She said she would pay extra if I could finish in two days, instead of my usual week.”
    “Who was she?”
    “A good look’n babe.” He flashed a salacious smile.
    “Did you ask her what happened to the board?”
    “Didn’t need to. She told me she hit a reef at Rocky Point.”
    “That so?” I replied straight-faced, trying not to betray my disbelief. Rocky Point is a popular winter break between Sunset and Pipeline. Everybody and his dog is out there on a good day. The reefs at Rocky Point could certainly damage a board, but not this one.
    “Hey,” said the teenager, “where did
you
get the board?”
    “I bought it in town at a surf shop on Kapahulu.”
    “Oh.” He rubbed the resin dust around his chin. “I figured she was going to sell it before she went to Maui.”
    “Maui?” I said, recalling that the Foodland clerk had said the same. “Did she say where on Maui?”

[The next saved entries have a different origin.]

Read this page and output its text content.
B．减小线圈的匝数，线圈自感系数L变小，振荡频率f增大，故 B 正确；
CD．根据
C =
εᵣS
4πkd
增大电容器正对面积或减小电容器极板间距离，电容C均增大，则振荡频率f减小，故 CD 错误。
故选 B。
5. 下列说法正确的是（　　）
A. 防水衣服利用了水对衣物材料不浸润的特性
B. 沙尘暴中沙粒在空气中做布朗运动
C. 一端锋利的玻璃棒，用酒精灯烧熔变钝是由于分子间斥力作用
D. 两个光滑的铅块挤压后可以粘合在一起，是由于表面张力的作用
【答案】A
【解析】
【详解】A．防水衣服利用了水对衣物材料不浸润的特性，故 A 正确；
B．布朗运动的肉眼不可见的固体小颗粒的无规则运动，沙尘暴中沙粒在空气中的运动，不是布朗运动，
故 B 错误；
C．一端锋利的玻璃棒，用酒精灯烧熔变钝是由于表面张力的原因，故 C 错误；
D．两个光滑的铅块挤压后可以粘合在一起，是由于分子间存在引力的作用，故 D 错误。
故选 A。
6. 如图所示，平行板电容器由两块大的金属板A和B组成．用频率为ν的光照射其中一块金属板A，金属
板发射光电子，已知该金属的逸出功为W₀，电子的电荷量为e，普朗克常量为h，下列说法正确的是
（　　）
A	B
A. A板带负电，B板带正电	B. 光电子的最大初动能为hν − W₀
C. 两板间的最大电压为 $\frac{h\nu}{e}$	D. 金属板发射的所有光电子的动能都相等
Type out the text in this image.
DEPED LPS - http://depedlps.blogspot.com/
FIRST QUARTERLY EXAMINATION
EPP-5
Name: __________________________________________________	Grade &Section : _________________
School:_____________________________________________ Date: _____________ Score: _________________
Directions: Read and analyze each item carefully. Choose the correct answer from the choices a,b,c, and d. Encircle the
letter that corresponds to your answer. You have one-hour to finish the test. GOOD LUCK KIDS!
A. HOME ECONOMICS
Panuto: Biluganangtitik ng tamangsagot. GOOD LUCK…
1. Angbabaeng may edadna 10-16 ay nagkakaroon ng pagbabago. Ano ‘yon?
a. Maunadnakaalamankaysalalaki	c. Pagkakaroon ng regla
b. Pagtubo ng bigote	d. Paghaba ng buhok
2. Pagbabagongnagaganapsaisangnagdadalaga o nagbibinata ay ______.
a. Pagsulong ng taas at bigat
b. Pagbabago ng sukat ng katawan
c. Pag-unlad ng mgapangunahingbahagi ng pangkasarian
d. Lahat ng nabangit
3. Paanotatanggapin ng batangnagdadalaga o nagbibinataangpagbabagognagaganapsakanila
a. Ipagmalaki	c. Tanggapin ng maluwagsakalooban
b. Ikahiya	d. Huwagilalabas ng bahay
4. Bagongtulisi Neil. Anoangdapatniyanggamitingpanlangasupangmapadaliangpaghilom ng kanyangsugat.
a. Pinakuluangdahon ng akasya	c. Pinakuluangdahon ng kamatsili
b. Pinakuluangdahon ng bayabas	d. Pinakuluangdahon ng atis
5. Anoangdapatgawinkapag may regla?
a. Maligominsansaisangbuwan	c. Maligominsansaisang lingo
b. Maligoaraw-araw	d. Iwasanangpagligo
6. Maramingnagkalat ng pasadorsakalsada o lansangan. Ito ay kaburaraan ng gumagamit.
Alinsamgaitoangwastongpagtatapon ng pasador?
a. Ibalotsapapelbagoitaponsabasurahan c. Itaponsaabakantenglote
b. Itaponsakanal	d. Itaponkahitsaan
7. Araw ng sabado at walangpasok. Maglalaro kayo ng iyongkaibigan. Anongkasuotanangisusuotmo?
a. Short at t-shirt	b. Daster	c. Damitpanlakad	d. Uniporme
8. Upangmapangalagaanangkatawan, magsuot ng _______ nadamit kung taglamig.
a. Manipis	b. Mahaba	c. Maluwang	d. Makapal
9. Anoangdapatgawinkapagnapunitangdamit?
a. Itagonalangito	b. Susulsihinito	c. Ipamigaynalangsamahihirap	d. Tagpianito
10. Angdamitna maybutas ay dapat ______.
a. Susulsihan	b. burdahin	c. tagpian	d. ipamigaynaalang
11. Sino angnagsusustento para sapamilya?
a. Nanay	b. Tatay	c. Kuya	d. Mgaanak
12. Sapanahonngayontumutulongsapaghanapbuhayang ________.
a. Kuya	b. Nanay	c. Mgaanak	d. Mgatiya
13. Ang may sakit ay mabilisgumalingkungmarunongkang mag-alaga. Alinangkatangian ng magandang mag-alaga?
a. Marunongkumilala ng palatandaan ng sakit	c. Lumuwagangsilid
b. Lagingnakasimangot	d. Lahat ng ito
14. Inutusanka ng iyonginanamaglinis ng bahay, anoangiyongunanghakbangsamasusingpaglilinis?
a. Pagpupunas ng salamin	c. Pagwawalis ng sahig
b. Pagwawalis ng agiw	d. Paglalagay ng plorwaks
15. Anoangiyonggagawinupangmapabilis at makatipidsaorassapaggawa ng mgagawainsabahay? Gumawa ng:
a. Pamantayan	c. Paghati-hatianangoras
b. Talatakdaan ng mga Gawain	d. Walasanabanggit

    “Nah.” He wrinkled his freckled nose. “Does it matter? Why are you asking all these questions?”
    “Just curious.”
    “Ooohh,”
he uttered, as if we shared some kind of secret. “Yeah, she makes me curious, too.”

    Back in my office, there was a message waiting for me on my machine.
    “Kai, I’m worried.” It was Leimomi, with that edge in her voice
.
“I’m really late now. And I feel funny—kind of sick to my stomach. Maybe I’m just worried sick, but I don’t feel like eating. And when I do eat, nothing tastes right. All I can keep down are saltine crackers—the only food mother could stand when she was pregnant!
Call me.”
    Auwe.
I decided to wait until I got home to call her back, or maybe swing by to see her on my way.
    I figured I should also check in with Summer, since my next move might be a long-shot trip to Maui and I’d be consuming more of her retainer. I dialed her Kahala number and got that foreign voice on the machine again. “Leave message at tone . . .”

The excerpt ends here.